LEXICARABIA

LEXICARABIA

L'interdépendance de l'arabe ancien et des langues sémitiques

Abdelghafour Bakkali

 

« On appelle […] mots étrangers les mots dont la forme a une allure bizarre et tran­che sur le reste du vocabulaire, par exemple par une structure syllabique inhabituelle [……] par une accentuation particulière […] »

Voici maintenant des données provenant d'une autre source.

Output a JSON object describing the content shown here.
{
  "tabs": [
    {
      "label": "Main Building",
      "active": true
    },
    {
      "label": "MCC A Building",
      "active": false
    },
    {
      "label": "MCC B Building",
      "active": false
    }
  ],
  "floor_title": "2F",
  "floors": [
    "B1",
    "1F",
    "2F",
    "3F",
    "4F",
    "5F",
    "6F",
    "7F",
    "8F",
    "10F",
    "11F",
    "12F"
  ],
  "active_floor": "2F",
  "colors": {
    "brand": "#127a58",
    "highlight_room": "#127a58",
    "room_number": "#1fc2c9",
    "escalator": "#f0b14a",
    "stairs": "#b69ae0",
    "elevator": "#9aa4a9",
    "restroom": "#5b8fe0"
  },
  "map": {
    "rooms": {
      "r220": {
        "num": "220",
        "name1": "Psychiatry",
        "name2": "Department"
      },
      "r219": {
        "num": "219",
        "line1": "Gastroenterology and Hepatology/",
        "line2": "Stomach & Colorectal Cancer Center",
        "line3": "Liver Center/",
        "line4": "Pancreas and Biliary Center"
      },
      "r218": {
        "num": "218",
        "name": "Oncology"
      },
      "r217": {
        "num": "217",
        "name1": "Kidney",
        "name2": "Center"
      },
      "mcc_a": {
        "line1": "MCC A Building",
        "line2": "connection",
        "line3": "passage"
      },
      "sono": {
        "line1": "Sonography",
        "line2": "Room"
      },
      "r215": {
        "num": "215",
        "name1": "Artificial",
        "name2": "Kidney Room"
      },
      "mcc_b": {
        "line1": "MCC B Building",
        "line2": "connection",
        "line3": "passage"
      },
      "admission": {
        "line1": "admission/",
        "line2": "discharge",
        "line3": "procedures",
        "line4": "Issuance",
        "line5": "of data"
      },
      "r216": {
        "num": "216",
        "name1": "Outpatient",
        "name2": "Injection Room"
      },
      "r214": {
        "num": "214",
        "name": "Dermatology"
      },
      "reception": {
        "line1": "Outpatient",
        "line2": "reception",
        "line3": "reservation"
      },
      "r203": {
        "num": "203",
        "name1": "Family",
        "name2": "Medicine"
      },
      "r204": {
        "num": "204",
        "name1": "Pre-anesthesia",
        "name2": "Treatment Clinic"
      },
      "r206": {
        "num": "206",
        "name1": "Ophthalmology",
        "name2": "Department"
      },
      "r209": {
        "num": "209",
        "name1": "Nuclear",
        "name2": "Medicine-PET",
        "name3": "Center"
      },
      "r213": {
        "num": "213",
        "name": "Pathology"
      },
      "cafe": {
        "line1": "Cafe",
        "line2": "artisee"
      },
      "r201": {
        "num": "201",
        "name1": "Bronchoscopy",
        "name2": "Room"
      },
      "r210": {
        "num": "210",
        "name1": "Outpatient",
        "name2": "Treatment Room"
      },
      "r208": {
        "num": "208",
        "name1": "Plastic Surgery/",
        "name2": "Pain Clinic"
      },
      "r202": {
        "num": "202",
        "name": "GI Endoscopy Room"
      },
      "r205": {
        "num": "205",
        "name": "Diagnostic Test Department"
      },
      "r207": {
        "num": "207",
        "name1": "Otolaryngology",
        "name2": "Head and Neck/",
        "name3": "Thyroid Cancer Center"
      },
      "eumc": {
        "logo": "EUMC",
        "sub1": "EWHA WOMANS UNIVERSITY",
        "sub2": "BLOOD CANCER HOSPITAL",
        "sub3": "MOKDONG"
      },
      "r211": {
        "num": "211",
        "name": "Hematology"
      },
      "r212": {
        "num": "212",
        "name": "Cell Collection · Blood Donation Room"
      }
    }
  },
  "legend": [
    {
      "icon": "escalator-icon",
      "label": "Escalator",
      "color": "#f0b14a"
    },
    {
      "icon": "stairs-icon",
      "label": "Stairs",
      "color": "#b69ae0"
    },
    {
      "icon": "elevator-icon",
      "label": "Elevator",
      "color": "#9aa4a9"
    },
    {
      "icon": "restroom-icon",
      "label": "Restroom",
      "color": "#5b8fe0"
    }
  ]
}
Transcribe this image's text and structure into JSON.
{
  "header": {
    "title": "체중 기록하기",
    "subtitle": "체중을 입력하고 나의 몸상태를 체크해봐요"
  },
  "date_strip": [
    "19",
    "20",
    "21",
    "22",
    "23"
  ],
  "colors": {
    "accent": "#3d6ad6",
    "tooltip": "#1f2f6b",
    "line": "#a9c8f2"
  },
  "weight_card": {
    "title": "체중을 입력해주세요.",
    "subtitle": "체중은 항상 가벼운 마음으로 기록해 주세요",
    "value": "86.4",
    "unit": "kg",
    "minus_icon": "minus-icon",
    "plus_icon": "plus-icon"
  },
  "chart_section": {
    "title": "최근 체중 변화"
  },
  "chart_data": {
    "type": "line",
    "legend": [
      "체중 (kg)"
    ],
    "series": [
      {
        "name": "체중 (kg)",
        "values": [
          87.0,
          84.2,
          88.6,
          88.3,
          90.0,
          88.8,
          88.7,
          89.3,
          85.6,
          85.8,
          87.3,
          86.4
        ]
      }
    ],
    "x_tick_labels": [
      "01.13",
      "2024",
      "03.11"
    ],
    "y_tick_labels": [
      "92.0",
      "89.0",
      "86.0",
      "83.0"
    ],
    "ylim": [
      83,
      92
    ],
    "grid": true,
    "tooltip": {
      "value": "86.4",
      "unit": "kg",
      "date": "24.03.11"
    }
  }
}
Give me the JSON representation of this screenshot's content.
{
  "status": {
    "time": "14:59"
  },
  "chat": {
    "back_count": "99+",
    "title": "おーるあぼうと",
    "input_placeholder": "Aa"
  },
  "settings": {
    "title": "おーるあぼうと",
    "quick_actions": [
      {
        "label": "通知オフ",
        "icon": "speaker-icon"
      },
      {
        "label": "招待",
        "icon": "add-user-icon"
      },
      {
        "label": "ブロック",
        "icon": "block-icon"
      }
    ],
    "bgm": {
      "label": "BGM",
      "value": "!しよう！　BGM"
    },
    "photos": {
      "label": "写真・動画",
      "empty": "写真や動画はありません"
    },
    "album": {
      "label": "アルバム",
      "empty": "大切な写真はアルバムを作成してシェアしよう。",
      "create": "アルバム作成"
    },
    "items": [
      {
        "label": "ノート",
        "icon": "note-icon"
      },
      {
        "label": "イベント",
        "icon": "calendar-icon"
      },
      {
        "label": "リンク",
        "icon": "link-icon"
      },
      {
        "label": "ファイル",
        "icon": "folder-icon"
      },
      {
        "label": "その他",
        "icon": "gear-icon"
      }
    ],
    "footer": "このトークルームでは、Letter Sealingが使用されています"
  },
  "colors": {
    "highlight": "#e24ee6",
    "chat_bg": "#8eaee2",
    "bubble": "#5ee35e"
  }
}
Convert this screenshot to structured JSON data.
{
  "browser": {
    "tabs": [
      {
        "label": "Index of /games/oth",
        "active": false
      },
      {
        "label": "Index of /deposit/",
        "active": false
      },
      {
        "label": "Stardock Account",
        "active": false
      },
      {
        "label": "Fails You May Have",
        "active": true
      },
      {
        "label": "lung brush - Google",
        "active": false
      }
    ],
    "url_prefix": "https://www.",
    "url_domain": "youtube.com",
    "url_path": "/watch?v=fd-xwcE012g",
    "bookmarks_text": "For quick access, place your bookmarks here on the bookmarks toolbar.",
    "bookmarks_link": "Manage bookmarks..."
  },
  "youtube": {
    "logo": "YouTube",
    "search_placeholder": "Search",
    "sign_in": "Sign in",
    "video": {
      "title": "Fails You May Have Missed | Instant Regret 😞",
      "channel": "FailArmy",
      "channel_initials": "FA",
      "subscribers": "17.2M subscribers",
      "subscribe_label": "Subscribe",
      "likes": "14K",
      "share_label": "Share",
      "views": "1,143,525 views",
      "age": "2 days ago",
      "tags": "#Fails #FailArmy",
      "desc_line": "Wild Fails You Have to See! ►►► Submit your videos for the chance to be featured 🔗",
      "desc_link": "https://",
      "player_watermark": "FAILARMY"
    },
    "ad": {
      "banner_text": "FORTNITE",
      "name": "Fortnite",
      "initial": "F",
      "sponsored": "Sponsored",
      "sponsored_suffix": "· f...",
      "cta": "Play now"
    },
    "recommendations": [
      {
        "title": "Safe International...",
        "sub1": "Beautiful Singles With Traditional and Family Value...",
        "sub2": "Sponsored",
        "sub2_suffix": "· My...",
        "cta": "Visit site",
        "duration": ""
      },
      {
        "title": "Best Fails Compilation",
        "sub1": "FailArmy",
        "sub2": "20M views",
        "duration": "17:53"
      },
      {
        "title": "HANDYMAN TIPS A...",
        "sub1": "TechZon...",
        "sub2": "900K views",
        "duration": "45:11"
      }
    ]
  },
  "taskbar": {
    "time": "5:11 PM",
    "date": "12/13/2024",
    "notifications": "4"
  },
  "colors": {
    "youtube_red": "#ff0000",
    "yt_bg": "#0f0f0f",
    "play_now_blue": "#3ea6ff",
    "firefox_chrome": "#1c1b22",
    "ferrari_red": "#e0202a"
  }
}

 (Hjelmslev, Le Langage, p. 87)

 

 

 

Les mots issus des langues sémitiques et utilisés d'abord et quasi systématiquement par la poésie archaïque, réemployés ensuite par le discours coranique, puis collectés et enregistrés  dans les œuvres lexicographiques ont-ils, comme le souligne Hjelmslev, cette « allure bizarre » au niveau de la forme phonologique ? Ont-ils aussi une « accentuation particulière » ? C'est justement se que nous allons essayer de démontrer dans cet article et les articles qui suivent.

 

Comme nous l'avons souligné dans les précédents articles, la langue arabe, issue génétiquement du protosémitique ou langue sémitique primitive que certains chercheurs considèrent comme l’arabe lui-même avec sa version archaïque, a naturellement retenu tout le long de son histoire des mots ayant appartenu à des idiomes sémitiques parlés aux confins de la presqu'île arabique. Nous avons préféré, pour aller plus vite, appeler cet emprunt par substrat sémitique, apport que la tradition grammaticale et lexicographique avait considéré comme étant un apport étranger, au même titre que l'emprunt indo-européen. Ce qui est, à bien des égards, une aberration : les mots sémitiques sont issus d'un même prototype auquel se rattachent théoriquement toutes les langues dites sémitiques, alors que le groupe indo-européen se rapporte à un autre système linguistique.

 

Cet apport fut d'abord actualisé par la poésie archaïque et ensuite par le Coran qui constituent, eu égard, la source et partant le modèle d'expression le plus authentique et le plus pur, et auquel doivent se référer les grammairiens pour l’attestation d’un fait de langue ou un écart linguistique. Le texte coranique, se présentant comme le continuateur légitime des messages monothéistes, comporte des termes qui reflètent, pour une large part, une vision que se faisaient les anciennes religions de la vie, de l'homme et de l'au-delà. De ce fait, il recourt à des signes traduisant ces croyances que le bédouin, de confession païenne, n'avait pas l'occasion d'utiliser dans son langage animiste et rudimentaire.

 

L’arabe ancien les reçoit crûment, tout en les adaptant à son propre système linguistique. Le mot ainsi intégré acquiert progressivement «droit de cité» et s’incruste dans une mentalité et à des contraintes socioculturelles différentes de celles auxquelles s'adressait l'Ancien Testament, par exemple. Mais Ces concepts sont limités dans le texte coranique. «Le Coran, écrit Régis Blachère, dans son Histoire de littérature arabe, 1,50, «Le Coran permet de relever un petit nombre de termes bien attestés, soit d'origine hébraïque, araméenne ou abyssine ».

 

Les bédouins, bien qu'ils eussent mené une vie rudimentaire et austère, connurent un certain raffinement, surtout dans les cités commerçantes. Ils avaient en effet établi d'étroits rapports avec la Syrie-Palestine, l'Abyssin via Yémen. Le Coran en fait justement écho en rappelant les fameux voyages caravaniers de l'hiver et de l'été (106,2) (a). Il faut également, note Blachère, accorder une importance particulière à ces caravanes qui, à périodes fixes, établissaient des liaisons régulières entre les diverses régions de la péninsule, comme celles qui, chaque année, s'effectuaient vers le Yémen en hiver, et vers la Syrie en été. C'est donc en sillonnant de long en large cette immensité désertique que le bédouin sera à jamais marqué par ses intenses activités commerciales qui avaient nécessairement charrié un certain nombre de vocables  dans son discours. Quoiqu'on l'ait souvent considéré comme un être ayant vécu dans un isolement quasi complet, il avait réellement établi, d'une façon ou d'une autre, des relations d'échange avec d'abord les communautés sémitiques du Nord, puis avec les peuples indo-européens surtout vers l'Est.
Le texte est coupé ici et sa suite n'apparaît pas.